What is the Summer Reading Program?
All new freshmen will receive a copy of a common book to read in the summer before they begin their first year at The Mount. Students discuss this book during Summer Orientation with their Orientation groups and peer mentors, and return to several of its themes throughout the academic year in classes and in the First Year Symposium course. New students will receive the book and a reading guide early in the summer before their freshman year so they have plenty of time to read and reflect on the themes of the book.
The summer reading is Being Human, edited by Leon Kass, selections of which will be identified for students to read.

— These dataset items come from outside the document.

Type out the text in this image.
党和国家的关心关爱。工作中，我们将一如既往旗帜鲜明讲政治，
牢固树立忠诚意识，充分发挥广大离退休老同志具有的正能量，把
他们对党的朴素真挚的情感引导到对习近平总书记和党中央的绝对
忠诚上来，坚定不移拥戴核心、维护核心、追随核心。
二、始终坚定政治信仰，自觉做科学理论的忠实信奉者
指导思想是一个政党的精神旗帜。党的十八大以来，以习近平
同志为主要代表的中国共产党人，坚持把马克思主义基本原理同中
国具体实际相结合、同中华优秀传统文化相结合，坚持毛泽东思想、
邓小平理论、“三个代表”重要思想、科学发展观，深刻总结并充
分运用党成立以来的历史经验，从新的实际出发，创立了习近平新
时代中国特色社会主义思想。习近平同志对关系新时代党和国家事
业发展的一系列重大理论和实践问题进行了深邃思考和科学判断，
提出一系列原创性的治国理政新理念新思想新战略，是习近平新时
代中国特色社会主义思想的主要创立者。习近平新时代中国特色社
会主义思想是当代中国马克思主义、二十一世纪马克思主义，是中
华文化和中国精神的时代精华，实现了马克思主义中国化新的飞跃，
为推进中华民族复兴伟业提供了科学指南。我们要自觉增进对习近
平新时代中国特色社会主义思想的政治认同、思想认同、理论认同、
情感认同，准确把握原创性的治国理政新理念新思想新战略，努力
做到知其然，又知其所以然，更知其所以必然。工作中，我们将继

What does it mean to be human? What makes us human? What gives us dignity? What can make us happy? What makes life worth living?
Formulating and seeking answers to such fundamental questions is at the heart of a liberal education.
Everyday social practices and common technologies raise the question of what human life is for and why it is valuable. Every day, in our personal challenges and choices, we must confront these questions. With the way we lead our lives, we speak answers to these questions.
To prepare you for the First Year Symposium, we are providing you with one of the course books over the summer: Being Human: Core Readings in the Humanities. As Leon Kass explains in the preface, the book originated from very particular concerns. Kass chaired a president’s council on bioethics, which was charged to examine the moral, social, and political implications of biotechnologies like genetic engineering and cloning. But Kass and the men and women who comprised the council recognized that in order to assess whether these various biological techniques are beneficial or harmful for human beings, they needed to consider what human beings are in the first place. They could not address the new and very specific concerns of biotechnology without examining more general and enduring questions about the meaning of human life, questions “about birth and death, freedom and dignity, the meaning of suffering.” Making this connection—linking particular issues, values, techniques and choices to a vision of the human person—is a hallmark of a Catholic liberal arts education.
So we provide this book, which gathers a variety of readings from different perspectives and genres, as a tool to facilitate reflection. It doesn’t settle the questions of the meaning of being human. But that doesn’t mean that these questions are fruitless, or that any answers are just matters of opinion. Rather, the readings collected in the book demonstrate how inescapable such questions are, and how rich is the wisdom to be gained from those who have sought to answer them with thoughtfulness and care.